Earlier, in the era of the Blackberry, device management had been quite simple for IT administrators. It was the primary device allowed for business communication, and other devices were not prominently used. Nowadays, there are a plethora of mobile devices running on various operating system platforms – Android, iOS, Windows OS, etc.., Not all employees may prefer the same device when allowed BYOD. It is then the responsibility of the IT security administrator to ensure the protection of enterprise business data and communication. Providing support for the devices was also a tough task.
The following is a list of measures that enable safe adoption of BYOD:
1. Known, Approved Devices
For small organizations managing and supporting different types of devices may not be feasible – cost wise and tech support wise. The management then must not allow BYOD. Or they should allow only specific devices which would make management easier for IT security administrators.

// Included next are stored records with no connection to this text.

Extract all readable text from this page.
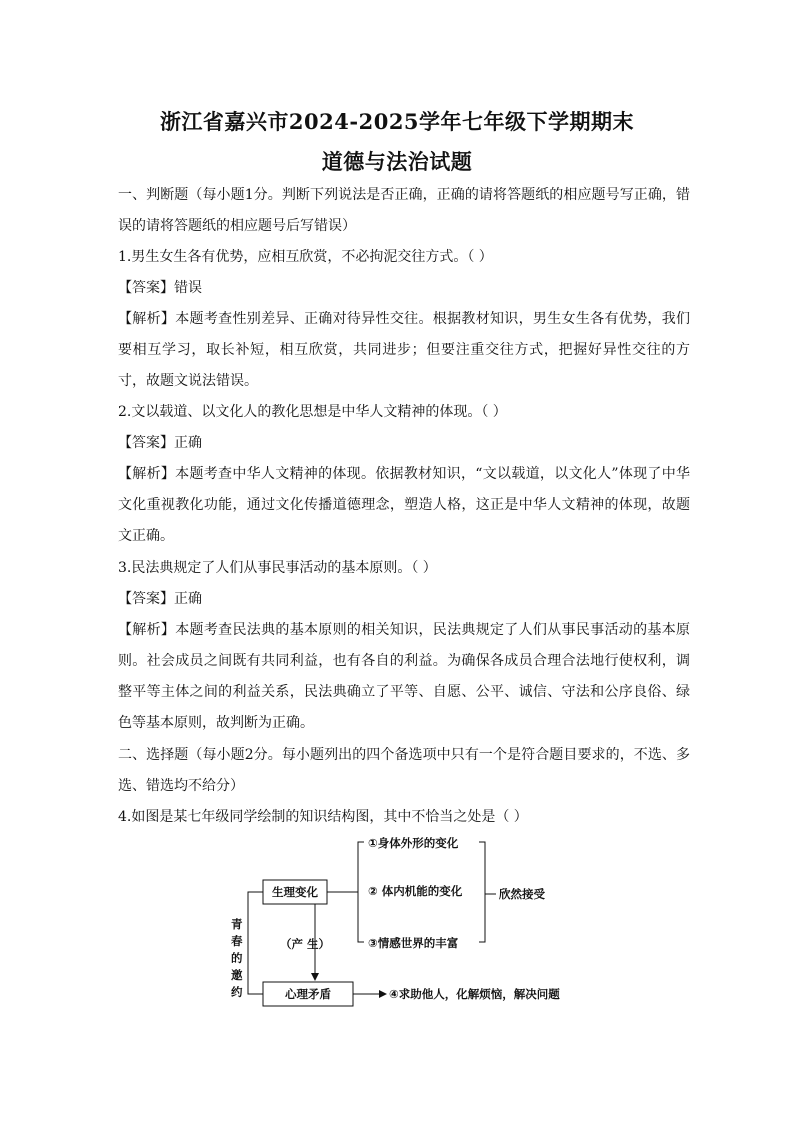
浙江省嘉兴市2024-2025学年七年级下学期期末
道德与法治试题

一、判断题（每小题1分。判断下列说法是否正确，正确的请将答题纸的相应题号写正确，错误的请将答题纸的相应题号后写错误）

1.男生女生各有优势，应相互欣赏，不必拘泥交往方式。（ ）

【答案】错误

【解析】本题考查性别差异、正确对待异性交往。根据教材知识，男生女生各有优势，我们要相互学习，取长补短，相互欣赏，共同进步；但要注重交往方式，把握好异性交往的方寸，故题文说法错误。

2.文以载道、以文化人的教化思想是中华人文精神的体现。（ ）

【答案】正确

【解析】本题考查中华人文精神的体现。依据教材知识，“文以载道，以文化人”体现了中华文化重视教化功能，通过文化传播道德理念，塑造人格，这正是中华人文精神的体现，故题文正确。

3.民法典规定了人们从事民事活动的基本原则。（ ）

【答案】正确

【解析】本题考查民法典的基本原则的相关知识，民法典规定了人们从事民事活动的基本原则。社会成员之间既有共同利益，也有各自的利益。为确保各成员合理合法地行使权利，调整平等主体之间的利益关系，民法典确立了平等、自愿、公平、诚信、守法和公序良俗、绿色等基本原则，故判断为正确。

二、选择题（每小题2分。每小题列出的四个备选项中只有一个是符合题目要求的，不选、多选、错选均不给分）

4.如图是某七年级同学绘制的知识结构图，其中不恰当之处是（ ）

青
春
的
邀
约
生理变化
心理矛盾
（产 生）
①身体外形的变化
② 体内机能的变化
③情感世界的丰富
欣然接受
④求助他人，化解烦恼，解决问题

2. Mobile Device Management (MDM)
Obtain a mobile device management solution or subscribe to such services offered by Managed Service Providers (MSP). Through an MDM solution, IT admins can specify global, group and user-specific rules for specific groups of employees. Rules could specify what apps are allowed on the device, and the other facilities that are also allowed – camera, additional memory, network to connect to, etc..,
Through MDM, IT administrators can manage the apps on the devices, roll out updates for the operating systems, and applications, and schedule scans for antivirus programs. In case the device gets stolen or lost, then the device can be tracked, and if it is irrecoverable then the data can be wiped out.
3. BYOD Policy
Establish necessary of policies that must be adhered to by employees who are allowed BYOD. The policy may also specify who should be allowed BYOD, and who should not. The IT support team, the available time of support, the way to handle stolen or lost devices, the allowed personal activities on the devices, and the right to inspect the devices, etc.., are some of the important factors that must be specified.
4. Secure Network Management
It would be risky to allow access for all endpoints to all areas of the enterprise network. Access roles can be specified so that VPN networks can be set up for critical requirements. Based on the business model of the enterprise, a dedicated sub-network that does not have any access to the enterprise internal networks can be set up. This would be an advantage for enterprise security.

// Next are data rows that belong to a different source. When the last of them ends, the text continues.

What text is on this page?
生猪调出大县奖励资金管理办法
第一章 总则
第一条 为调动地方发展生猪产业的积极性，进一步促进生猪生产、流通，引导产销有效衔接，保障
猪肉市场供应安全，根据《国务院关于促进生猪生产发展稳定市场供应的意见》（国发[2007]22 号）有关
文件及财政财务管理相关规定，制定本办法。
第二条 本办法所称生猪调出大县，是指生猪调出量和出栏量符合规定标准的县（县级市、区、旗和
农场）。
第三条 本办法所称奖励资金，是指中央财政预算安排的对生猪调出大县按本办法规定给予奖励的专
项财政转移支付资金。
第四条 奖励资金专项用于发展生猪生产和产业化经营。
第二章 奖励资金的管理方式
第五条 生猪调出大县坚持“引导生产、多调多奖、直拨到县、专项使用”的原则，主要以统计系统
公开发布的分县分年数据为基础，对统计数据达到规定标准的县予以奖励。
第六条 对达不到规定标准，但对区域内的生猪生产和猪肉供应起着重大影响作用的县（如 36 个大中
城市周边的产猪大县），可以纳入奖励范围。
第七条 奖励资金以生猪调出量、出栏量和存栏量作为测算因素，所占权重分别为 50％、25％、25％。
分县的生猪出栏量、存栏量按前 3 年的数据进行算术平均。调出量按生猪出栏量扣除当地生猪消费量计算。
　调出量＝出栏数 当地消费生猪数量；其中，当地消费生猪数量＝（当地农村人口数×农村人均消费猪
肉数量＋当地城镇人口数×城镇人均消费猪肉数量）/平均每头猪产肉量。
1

5. Standard Security Measures
Specify device users to mandatorily follow strong password policies for unlocking and accessing the device. Implement encryption for data stored and transmitted. Educate users on the policies to be followed, as cyber attackers typically target enterprise networks at the endpoints.
Effective use of an MDM solution helps enjoy the benefits of BYOD devices, leading to better employee satisfaction and productivity.